The final comparison involves the mindset: Wanting to Leave the Room (Comparative Mentality) vs Contributive Mentality. Fr. Nault describes acedia as wanting to leave the room. We want to leave the room when we live a life comparing ourselves and life-situations to others. This is poisonous because it leads to ingratitude, disdain for your neighbor, and kills your view of self-worth because you always see yourself as lacking. Devotion is the antidote because it leads to a contributive mentality in which we celebrate the individual’s gifts because we know that things that we lack do not define us. Also, someone else may have a gift, so we can celebrate that as we walk together as a Church, rather than simply individuals who need to cut each other down to appear taller. This is the standard of the Divine Mercy who never cuts us down, but always walks with us and covers us in His Mercy as we see in the Image of Divine Mercy.

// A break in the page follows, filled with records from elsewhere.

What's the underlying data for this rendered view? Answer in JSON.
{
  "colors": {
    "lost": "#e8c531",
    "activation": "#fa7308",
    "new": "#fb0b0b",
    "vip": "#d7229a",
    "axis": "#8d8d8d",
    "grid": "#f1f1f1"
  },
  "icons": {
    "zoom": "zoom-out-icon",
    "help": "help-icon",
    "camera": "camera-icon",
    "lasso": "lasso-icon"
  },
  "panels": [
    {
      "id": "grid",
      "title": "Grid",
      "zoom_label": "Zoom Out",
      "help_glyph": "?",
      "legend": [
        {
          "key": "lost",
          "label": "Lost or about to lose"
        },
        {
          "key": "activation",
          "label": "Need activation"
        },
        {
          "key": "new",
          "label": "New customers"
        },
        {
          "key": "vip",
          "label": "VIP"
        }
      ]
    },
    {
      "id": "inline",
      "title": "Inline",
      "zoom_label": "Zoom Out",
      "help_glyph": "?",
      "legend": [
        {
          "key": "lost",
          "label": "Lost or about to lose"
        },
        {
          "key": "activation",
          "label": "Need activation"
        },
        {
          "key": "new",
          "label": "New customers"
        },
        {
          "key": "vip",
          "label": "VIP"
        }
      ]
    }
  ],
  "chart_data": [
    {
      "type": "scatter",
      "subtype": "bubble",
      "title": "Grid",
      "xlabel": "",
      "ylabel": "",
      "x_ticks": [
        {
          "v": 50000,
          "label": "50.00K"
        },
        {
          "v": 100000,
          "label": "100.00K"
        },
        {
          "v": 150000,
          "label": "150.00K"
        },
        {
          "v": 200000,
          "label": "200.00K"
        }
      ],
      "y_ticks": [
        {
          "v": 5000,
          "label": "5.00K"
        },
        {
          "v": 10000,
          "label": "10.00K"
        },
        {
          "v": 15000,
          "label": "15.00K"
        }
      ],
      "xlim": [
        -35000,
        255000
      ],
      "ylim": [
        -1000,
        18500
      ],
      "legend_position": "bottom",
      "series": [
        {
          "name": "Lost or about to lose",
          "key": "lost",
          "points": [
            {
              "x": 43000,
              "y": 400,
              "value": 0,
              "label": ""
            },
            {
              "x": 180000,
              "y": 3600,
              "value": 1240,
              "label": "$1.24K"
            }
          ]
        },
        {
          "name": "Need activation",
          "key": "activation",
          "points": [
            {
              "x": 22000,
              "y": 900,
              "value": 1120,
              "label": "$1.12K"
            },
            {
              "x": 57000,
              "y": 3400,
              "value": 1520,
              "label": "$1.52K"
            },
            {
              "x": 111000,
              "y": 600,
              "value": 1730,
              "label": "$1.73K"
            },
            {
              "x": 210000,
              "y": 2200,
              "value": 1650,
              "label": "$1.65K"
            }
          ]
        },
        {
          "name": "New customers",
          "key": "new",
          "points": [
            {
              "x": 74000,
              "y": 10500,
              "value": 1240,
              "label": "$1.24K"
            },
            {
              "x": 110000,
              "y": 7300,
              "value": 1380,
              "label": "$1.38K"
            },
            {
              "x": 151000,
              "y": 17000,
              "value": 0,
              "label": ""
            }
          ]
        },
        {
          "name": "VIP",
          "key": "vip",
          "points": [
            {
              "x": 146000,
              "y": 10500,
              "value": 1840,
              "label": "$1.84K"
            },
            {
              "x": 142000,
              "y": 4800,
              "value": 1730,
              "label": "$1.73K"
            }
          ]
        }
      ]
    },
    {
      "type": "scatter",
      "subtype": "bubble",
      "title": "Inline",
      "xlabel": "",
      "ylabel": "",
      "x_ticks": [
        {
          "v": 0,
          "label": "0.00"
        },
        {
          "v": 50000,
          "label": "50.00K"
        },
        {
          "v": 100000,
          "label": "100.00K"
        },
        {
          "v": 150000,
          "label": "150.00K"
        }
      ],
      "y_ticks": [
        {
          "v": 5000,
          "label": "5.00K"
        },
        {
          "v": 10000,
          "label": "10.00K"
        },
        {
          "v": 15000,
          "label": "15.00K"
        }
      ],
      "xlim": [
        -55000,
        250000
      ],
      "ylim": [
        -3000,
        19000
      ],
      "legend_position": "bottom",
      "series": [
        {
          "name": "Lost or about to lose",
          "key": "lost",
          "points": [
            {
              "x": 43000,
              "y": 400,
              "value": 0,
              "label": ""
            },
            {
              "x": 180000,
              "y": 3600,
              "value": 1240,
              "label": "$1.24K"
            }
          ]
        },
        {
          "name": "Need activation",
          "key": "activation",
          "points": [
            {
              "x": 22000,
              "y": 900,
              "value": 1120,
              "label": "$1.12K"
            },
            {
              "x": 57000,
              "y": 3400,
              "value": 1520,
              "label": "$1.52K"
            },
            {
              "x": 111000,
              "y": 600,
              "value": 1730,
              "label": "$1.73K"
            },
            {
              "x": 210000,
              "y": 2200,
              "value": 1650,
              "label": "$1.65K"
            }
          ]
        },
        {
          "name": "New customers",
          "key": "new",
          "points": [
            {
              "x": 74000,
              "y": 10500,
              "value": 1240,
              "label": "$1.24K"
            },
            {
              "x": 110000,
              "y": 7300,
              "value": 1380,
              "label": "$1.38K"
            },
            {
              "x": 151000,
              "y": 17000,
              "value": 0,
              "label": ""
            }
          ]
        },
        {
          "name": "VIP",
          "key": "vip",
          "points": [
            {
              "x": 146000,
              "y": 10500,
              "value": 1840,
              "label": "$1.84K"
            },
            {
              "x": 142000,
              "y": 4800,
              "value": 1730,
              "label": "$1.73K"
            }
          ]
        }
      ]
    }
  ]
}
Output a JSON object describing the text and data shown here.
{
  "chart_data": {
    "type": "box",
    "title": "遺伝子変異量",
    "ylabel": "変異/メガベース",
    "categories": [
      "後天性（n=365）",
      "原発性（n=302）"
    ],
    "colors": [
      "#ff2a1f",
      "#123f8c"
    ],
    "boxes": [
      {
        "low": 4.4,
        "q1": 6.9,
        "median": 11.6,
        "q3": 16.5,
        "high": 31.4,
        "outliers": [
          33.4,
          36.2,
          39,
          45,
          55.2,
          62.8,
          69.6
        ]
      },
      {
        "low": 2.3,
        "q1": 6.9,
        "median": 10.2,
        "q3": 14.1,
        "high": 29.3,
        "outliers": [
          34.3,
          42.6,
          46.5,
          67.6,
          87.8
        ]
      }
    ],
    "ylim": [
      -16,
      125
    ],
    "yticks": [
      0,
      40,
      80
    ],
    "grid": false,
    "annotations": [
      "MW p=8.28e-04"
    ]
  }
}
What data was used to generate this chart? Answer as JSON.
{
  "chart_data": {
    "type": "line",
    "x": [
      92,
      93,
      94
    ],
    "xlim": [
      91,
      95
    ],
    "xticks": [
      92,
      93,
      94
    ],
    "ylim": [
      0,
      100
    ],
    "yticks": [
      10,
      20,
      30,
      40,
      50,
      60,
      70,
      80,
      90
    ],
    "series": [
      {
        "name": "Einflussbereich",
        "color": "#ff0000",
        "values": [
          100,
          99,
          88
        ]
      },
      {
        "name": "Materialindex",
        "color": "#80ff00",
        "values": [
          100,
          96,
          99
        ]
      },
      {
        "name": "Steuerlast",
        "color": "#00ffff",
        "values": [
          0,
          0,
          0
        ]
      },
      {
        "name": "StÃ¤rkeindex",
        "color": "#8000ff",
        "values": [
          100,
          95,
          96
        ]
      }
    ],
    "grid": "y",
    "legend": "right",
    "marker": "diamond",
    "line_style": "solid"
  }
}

In conclusion, we see that Our Blessed Mother and the saints carry the Standard of Devotion and ask us to do the same. So let us walk away from the standard of the world, of confusion, and misery found in acedia. Let us walk towards the standard of Devotion to the Divine Mercy of Christ. In doing so we will live with peaceful hearts, zealous hearts and connect to the mercy of God. In this mercy, we are made new!